Yeah that's my problem. I over think everything it drives me crazy.


----------



## Jcoj613 (May 1, 2011)

allilovespink11 said:


> Yeah that's my problem. I over think everything it drives me crazy.


If you think you won't make any friends, then chances are you won't. Tell yourself everyday you will make friends and people want to be your friend. Walk in with some confidence. Show people what a great person you are.


----------



## allilovespink11 (Aug 23, 2013)

Jcoj613 said:


> If you think you won't make any friends, then chances are you won't. Tell yourself everyday you will make friends and people want to be your friend. Walk in with some confidence. Show people what a great person you are.


I know. Its just easier said then done. I trying my best to stop worrying.


----------



## Andres124 (Oct 23, 2012)

I have no friends in college, I just roam alone.


----------



## blueman1027 (Aug 9, 2013)

Well, I'm a freshman in college right now and I'm making an effort to be more sociable in my new life. It may be easier for me to make myself be more sociable than it would for you. I do, however, want to tell you a few observations I have made in my short time at college. 

For one, sitting alone at lunch isn't much to fear. Why? Take a look around the dining hall. I'm positive that you will see others eating alone. At my university, it's very common to see people eating alone since the majority of people there are commuters and only go for class then leave.

Secondly, at least on the first week, I haven't seen too much social interaction between classmates. Most of my classes start in dead silence and people only start to talk at the end of class. This is your chance to socialize and be on level ground with everyone else. Everyone in your classes will be meeting new people. Feel free to join in!

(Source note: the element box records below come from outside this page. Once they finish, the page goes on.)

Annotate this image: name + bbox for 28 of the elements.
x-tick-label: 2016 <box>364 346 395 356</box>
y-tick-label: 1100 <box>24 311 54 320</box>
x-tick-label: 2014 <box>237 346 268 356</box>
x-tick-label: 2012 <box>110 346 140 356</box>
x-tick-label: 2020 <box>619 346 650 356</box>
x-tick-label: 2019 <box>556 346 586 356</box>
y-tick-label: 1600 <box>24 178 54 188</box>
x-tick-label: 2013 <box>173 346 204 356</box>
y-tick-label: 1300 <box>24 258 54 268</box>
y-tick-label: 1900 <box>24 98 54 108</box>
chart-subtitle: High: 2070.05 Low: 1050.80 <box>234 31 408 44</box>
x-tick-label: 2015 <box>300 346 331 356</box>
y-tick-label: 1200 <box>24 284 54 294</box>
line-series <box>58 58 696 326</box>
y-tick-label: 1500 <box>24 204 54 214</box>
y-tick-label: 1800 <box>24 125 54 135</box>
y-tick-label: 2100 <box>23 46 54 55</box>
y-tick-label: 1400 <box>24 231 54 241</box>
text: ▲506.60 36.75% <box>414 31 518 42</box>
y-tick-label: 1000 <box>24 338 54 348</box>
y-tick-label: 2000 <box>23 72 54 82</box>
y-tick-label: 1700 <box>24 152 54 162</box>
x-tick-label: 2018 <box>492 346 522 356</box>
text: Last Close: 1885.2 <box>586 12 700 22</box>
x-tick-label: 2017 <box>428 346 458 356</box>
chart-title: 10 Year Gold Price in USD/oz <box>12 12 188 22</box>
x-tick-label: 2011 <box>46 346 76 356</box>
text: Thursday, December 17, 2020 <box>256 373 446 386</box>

Keep in mind that many, if not the majority of people at your college won't know squat about you. This is essentially a new beginning. I'm putting in a lot of effort to make it a great start to my new life. So far, it's gotten me some great results (aka friends and people to be comfortable talking with on a regular basis).

Moat importantly, just remember to have fun and enjoy the new experience. My first week of college was amazing. I hope yours will be too.


----------



## Letmebe (Dec 17, 2012)

Don't worry too much about it, every time I think about the friend thing I have to remember I forgot what really having friends is like in the years I was "away"..you have to realize that you are there for study not just friends.
I will be honest and say alot of my support comes from my teachers, just have fun and focus on baby steps to keep your SA in check and the rest should follow.


----------